If I convert samples to seconds, the resulting intervals for the Heisenberg box seem to make sense. However, even if I change samples to seconds, the units still include cycles in them, and I do not know how I should interpret the values qualitatively.

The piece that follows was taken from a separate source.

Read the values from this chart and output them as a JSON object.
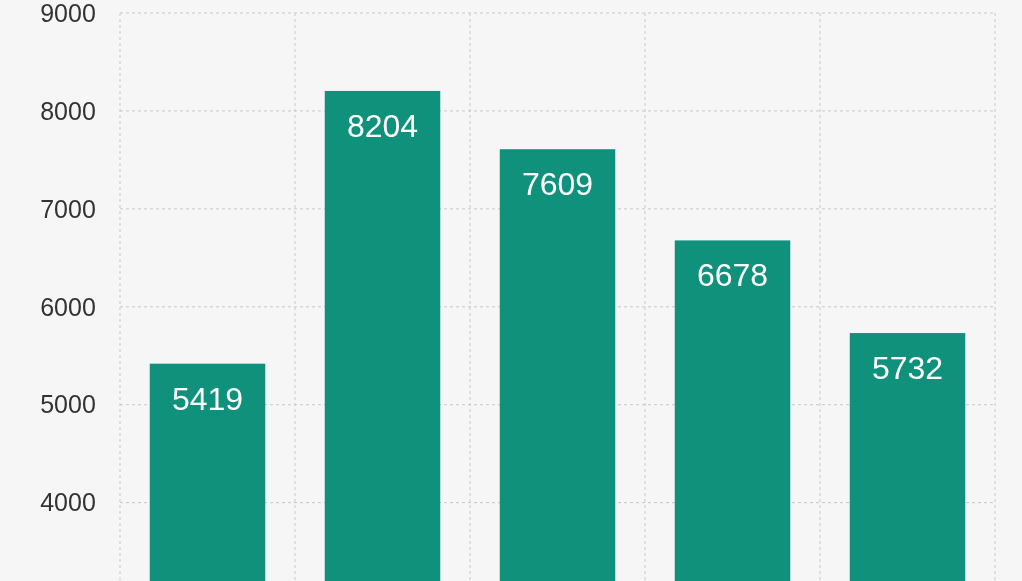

My main questions therefore are (1) if the equations defining $\Delta t$, $\Delta \omega$, and $s$ are mathematically correct, and (2) how I should change the units of time and frequency resolution so I can interpret them in seconds and Hz.

Thank you very much.

Answer 1

Confusion seems rooted in notation:

• In $s = f_0 / (f \cdot \text{sampling rate})$, $f_0$ is the center frequency of mother $\psi$, and $f$ is the center frequency of the scaled $\psi$, i.e. $\psi_s$.
• In $\sigma_{\hat\psi}=$ ..., $\omega_0$ is the (radian) center frequency of the wavelet of interest, or $\psi_s$, rather than $\omega_0=2\pi f_0$.
• However, you can compute sigma of scaled from sigma of mother via: $\sigma_{\hat\psi_s} = \sigma_{\hat\psi} / s$ (see under 4.54).
• $\text{sampling rate}$ is only relevant in discretized computations and must get canceled to yield physical units (Hz, sec, etc), so if you seek only physical use $s = f_0 / f_s$ (adjusted $f\rightarrow f_s$ to avoid confusion; recall that $f$ (or $\omega$) is what we integrate over, rather than plug in)
• Do not involve $\text{sampling rate}$ in defining $\psi, \hat\psi$, scaled, or computing $\sigma$, or effectively most formulas you come across unless they explicitly include it, it's only to be used after computation, e.g. you first find $\sigma_{\hat\psi}$ without $\text{sampling rate}$, and then rescale as in $(4)$ here.
• You commented "$\sigma_\omega$ Hz", but it's actually "rad-Hz"; to get Hz do $f=\omega / (2\pi)$.

Let me know if this makes sense (if not, again with a specific example).